Nornica ruda zwykle wybiera gleby wilgotne, zwłaszcza te porośnięte gęsto roślinnością okrywową. W poszukiwaniu pokarmu wychodzi na powierzchnię. Żywi się pokarmem mieszanym – zarówno roślinnością zielną, jak również owadami i mniejszymi zwierzętami. W obliczu braku pokarmu zgryza również korę drzew. Rozmnażanie tego gatunku jest bardzo intensywne – w ciągu jednego roku może wyprowadzić 4 mioty po około 5–6 osobników, co rocznie daje przeciętnie 20 młodych. W sadach największe zagrożenie stanowi od jesieni do wiosny uszkadzając okolice szyjki korzeniowej.

Mysz polna jest najbardziej pospolitym gatunkiem zamieszkującym pola, sady i ogrody. Jej pokarm stanowią w głównej mierze nasiona różnych roślin. Buduje nory, w których gromadzi pokarm i zimuje. Schronienie często znajduje w zabudowaniach siedlisk ludzkich. Jej rozród trwa od kwietnia do października. Samice rodzą 3–4-krotnie średnio po 9 osobników w miocie. W sadach, głównie w okresie zimowym, niszczy korę drzew tuż przy nasadzie szyjki korzeniowej.

Walka ze szkodnikami glebowymi

W zwalczaniu szkodników glebowych ważne jest ich właściwe rozpoznanie i znajomość zwyczajów żywieniowych. Zabiegi zwalczające należy przeprowadzać systematycznie i corocznie.

Niestety, w przypadku pędraków nie jest to łatwe, głównie poprzez brak dostępnych i skutecznych rozwiązań w sadach i na plantacjach. Dawniej możliwe było wykorzystanie doglebowo środków zawierających chloropiryfos, obecnie zastosowanie to jest możliwe jedynie w szkółkach poprzez iniekcje przy użyciu lancy doglebowej podłączonej do opryskiwacza ciągnikowego.

W przypadku zwalczania gryzoni ważne są zabiegi o charakterze profilaktycznym, m.in.: ograniczenie miejsc bytowania gryzoni poprzez wykaszanie traw, utrzymanie w międzyrzędziach ugoru herbicydowego, ale także stworzenie miejsc dogodnych dla rozwoju populacji drapieżników – w tym również ptaków.
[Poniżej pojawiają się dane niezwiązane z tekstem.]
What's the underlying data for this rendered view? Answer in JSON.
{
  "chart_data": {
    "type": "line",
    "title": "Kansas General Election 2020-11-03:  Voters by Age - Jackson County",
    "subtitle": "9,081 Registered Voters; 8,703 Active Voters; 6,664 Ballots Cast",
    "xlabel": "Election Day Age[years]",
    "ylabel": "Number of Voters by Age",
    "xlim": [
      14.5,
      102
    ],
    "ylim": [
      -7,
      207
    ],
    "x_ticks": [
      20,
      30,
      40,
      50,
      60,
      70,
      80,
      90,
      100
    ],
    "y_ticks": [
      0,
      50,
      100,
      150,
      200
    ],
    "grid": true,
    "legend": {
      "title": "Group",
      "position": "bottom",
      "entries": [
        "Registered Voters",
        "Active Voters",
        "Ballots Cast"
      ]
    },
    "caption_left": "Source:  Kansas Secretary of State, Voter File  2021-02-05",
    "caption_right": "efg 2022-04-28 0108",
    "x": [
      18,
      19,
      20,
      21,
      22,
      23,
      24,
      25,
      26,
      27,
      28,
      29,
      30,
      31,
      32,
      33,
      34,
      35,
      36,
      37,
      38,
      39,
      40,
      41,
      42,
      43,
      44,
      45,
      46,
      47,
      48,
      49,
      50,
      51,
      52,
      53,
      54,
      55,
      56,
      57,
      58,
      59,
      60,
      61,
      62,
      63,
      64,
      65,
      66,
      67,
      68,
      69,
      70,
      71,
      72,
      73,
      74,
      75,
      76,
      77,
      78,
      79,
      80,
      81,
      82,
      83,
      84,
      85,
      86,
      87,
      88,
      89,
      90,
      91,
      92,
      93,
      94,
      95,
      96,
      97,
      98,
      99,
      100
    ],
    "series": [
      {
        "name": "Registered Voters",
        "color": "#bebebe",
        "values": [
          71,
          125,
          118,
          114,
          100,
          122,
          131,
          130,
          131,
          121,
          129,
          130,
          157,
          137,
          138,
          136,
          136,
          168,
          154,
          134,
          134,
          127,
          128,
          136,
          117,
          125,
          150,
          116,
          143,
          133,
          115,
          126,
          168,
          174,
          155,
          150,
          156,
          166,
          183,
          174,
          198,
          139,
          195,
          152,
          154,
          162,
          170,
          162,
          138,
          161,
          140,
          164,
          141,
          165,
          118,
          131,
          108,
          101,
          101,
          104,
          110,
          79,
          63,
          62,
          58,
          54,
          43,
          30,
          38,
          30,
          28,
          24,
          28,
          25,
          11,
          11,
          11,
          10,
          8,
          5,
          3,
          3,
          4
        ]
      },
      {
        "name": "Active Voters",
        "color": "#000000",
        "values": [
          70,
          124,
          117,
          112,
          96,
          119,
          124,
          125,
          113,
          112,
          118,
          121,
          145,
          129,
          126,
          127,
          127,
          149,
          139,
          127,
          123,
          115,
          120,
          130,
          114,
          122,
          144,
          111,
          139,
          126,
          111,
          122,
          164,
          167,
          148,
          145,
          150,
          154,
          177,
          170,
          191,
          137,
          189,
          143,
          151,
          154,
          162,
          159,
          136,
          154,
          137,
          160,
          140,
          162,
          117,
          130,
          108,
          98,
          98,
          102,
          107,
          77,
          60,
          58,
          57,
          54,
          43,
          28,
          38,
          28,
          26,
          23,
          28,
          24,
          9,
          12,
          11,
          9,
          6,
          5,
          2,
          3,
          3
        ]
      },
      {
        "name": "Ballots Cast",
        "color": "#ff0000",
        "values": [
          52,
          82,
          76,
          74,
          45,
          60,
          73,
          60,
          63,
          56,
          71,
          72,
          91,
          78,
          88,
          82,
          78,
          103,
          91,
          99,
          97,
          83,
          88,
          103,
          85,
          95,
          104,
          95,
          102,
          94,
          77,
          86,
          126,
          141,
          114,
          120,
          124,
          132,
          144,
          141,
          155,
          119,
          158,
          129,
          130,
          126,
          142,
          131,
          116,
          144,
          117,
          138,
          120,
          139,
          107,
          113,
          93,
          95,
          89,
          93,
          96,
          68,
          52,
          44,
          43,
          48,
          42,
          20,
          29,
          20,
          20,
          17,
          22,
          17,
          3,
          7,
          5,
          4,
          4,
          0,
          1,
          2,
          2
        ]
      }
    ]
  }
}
Posiłkować się można również rozwiązaniami chemicznymi takimi jak: wykładanie granulatów, kostek czy zatrutego ziarna do nor i aktywnych korytarzy lub też do profesjonalnych punktów deratyzacyjnych umieszczonych w okolicach miejsc odwiedzanych przez gryzonie. Przy czym należy pamiętać, że przebieg korytarzy nie powinien być zakłócany. Okolice punktu trucia można uatrakcyjnić poprzez wyłożenie jej darnią lub słomą tak, aby miejsce to stwarzało poczucie bezpieczeństwa dla organizmu, który chcemy zwalczać. Tylko kompleksowe działania wykazują najwyższą skuteczność i pozwalają się pozbyć „gryzącego problemu”.